I must admit, while I love a beautiful yard and enjoy plucking a fresh tomato from a vegetable garden, I am not much of a gardener. I don’t enjoy playing with dirt and do not possess a green thumb. So if you cannot or do not want to take care of something, bring in someone who can and is willing.

We asked my parents for help and used our little five and a half month old daughter as ploy. The mission was “simple”: turn two ponds into flower beds and fence in a vegetable garden. While the dad and hubby were out excavating ponds and buying tons of soil and such at the local hardware store, I cooked away. The weekend menu took us to India and Asia. We started off with Chicken Tikka Masala for dinner on Friday.

Chicken Tikka Masala

Saturday night we moved swiftly east to Japan with Harumi Kurihara’s Simmered Pork Belly and a refreshing cucumber and wakame salad.

Simmered Pork Belly

The smell of sake and ginger permeated the kitchen on Friday night as the pork belly simmered.

Cucumber and Wakame Salad

The meal was satiating and satisfying — a welcome respite from a long day of work for everyone. Our feasting continued into lunch today when I sauteed some shiitake mushrooms with onions until golden, brown, delicious and oh so aromatic. I sandwiched the mushroom and onion mixture between two slices of rustic Italian bread and a healthy layer of shredded Gruyere. The sandwiches were grilled in a pan, weighted down with a spatula until golden, brown, and oozing with cheese.

Grilled Cheese

A crisp and tangy arugula salad with sherry vinaigrette was a perfect compliment cutting through the richness of the grilled cheese. Last, but not least and in my opinion never to be omitted, is desert! My mom was a champ and helped make peanut butter sandwich cookies with honey-cinnamon frosting.

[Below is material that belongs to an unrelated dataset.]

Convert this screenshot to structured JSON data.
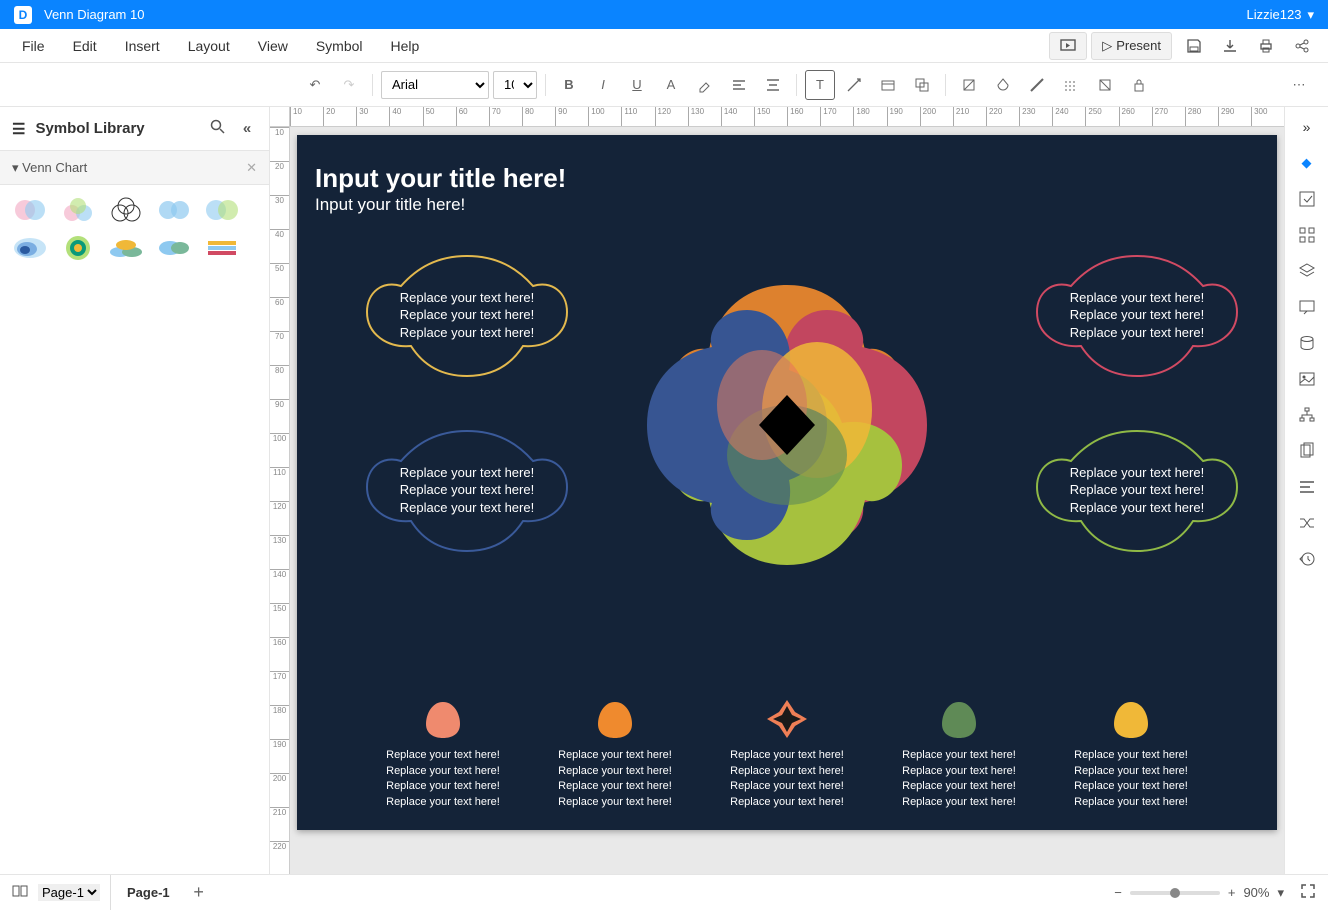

Peanut Butter Sandwich Cookies

I find it very difficult to resist a quick trip to the kitchen for a cookie. Mom always taught me not to spoil my apetite for dinner which is Shrimp in Thai Curry. I suppose I could have taken a picture of today’s dinner and posted everything tomorrow, but patience is a virtue I work towards. Besides, who knows, maybe one of my readers will be so impressed with the food that they too will volunteer to work for food.